I imagine if a similar problem presented itself today, enough force would be found to charge all gang members at the location and people would accept the rationale for the arrests.
Today, police in Canada are armoured more by their badge than their vest or weapons. If a police officer is threatened, the public normally sides with the officer.
They didn’t side with Forcillo and his position was no defence at sentencing.
The mandatory minimum prison sentence for attempted murder with a restricted firearm was never intended to apply to police whose job is to protect the public, a lawyer for a Toronto officer found guilty in the shooting death of a troubled teen argued Thursday.
But the judge who will decide Const. James Forcillo’s sentence for attempted murder said he saw no reason why police officers should be exempt from the minimum of five years behind bars.
“It’s not a licence to kill,” Justice Edward Then said of police-issued guns. “Police officers are entrusted with the use of a gun for a particular purpose. In this case the jury has found that it wasn’t to serve and protect but it was with the purpose of attempting to kill.”
I feel Forcillo’s profession, and it is a profession now, unlike in my father’s day – does earn him special consideration when on trial for actions done while on duty. I am definitely not talking specifically about Forcillo, as I know only some of the details available to the public. Here is my reasoning. In the past, and probably still, killing a police officer who had identified himself as such, was a greater crime than killing someone who wasn’t a police officer. I feel this is fair because police are required to approach danger while others are welcome, even encouraged, to move away from danger. Making the killing of a police officer a more serious crime was a way to protect people who worked to protect us. In the same way, giving the police some greater leeway when they use force seems fair. They aren’t supposed to retreat from danger the way I, for example, am.

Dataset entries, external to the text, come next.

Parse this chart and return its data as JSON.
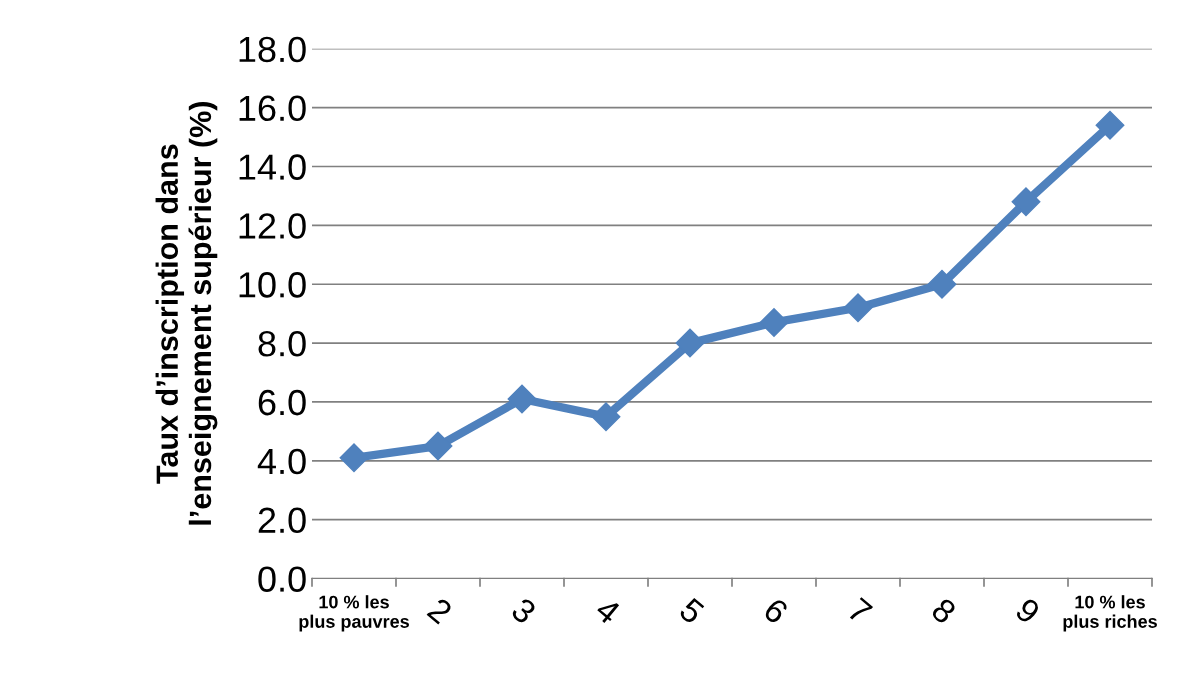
{
  "chart_data": {
    "type": "line",
    "ylabel": "Taux d’inscription dans\nl’enseignement supérieur (%)",
    "categories": [
      "10 % les\nplus pauvres",
      "2",
      "3",
      "4",
      "5",
      "6",
      "7",
      "8",
      "9",
      "10 % les\nplus riches"
    ],
    "series": [
      {
        "color": "#4f81bd",
        "values": [
          4.1,
          4.5,
          6.1,
          5.5,
          8.0,
          8.7,
          9.2,
          10.0,
          12.8,
          15.4
        ]
      }
    ],
    "ylim": [
      0,
      18
    ],
    "yticks": [
      {
        "value": 0,
        "label": "0.0"
      },
      {
        "value": 2,
        "label": "2.0"
      },
      {
        "value": 4,
        "label": "4.0"
      },
      {
        "value": 6,
        "label": "6.0"
      },
      {
        "value": 8,
        "label": "8.0"
      },
      {
        "value": 10,
        "label": "10.0"
      },
      {
        "value": 12,
        "label": "12.0"
      },
      {
        "value": 14,
        "label": "14.0"
      },
      {
        "value": 16,
        "label": "16.0"
      },
      {
        "value": 18,
        "label": "18.0"
      }
    ],
    "grid": "y",
    "marker": "diamond",
    "line_style": "solid",
    "legend": false
  }
}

I don’t feel the police should get a free ride, should be able to murder with no consequences. But I do feel reduced consequences are reasonable.
Hmmm. I do feel I cleared up at least one point in my own mind. “But the judge who will decide Const. James Forcillo’s sentence for attempted murder said he saw no reason why police officers should be exempt from the minimum of five years behind bars.” He definitely should not be exempt. But the possibility of a lower sentence should be open. If the standard sentence is five to ten years, I feel Forcillo should be looking at three to ten years. He should not be exempt from a long sentence, but his position as a person who could not run away should mean something.

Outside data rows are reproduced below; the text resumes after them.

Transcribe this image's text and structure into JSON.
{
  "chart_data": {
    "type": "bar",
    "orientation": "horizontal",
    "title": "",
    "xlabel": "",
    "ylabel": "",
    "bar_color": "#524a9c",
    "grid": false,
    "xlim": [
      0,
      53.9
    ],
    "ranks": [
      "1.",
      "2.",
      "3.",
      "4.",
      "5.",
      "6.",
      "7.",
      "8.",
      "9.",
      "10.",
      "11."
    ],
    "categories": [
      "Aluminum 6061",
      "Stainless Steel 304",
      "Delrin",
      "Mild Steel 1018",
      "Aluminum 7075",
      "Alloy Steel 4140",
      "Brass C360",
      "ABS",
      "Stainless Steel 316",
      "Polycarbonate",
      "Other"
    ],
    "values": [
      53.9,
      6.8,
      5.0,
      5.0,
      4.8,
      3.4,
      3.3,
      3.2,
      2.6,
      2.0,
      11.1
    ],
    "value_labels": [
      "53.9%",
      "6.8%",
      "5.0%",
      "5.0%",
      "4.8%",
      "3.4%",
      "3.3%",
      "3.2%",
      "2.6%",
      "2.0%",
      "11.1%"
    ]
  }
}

Now, in reading Boingboing, one might come to the conclusion that police already are free of many legal restrictions and punishments we civilians are bound by. That link is to posts tagged with ‘police’ and a few are not relevant but most are. I can only hope they are American poli… Not, I don’t want any police officer or department to be so poorly overseen. For the police to be protected, the public has to have faith in them. I have faith but not quite as much as the wife that wrote the letter excerpted above.
I will finish with this thought. My father was a patient man with me but also an angry man in general. Kind-hearted, generous and friendly, but so often angry. I know what it is like to be a police officer’s son and we heard from the wife of a police officer. I wonder if police themselves are able to talk about such things. How do they stay professional – or what makes their professionalism break down?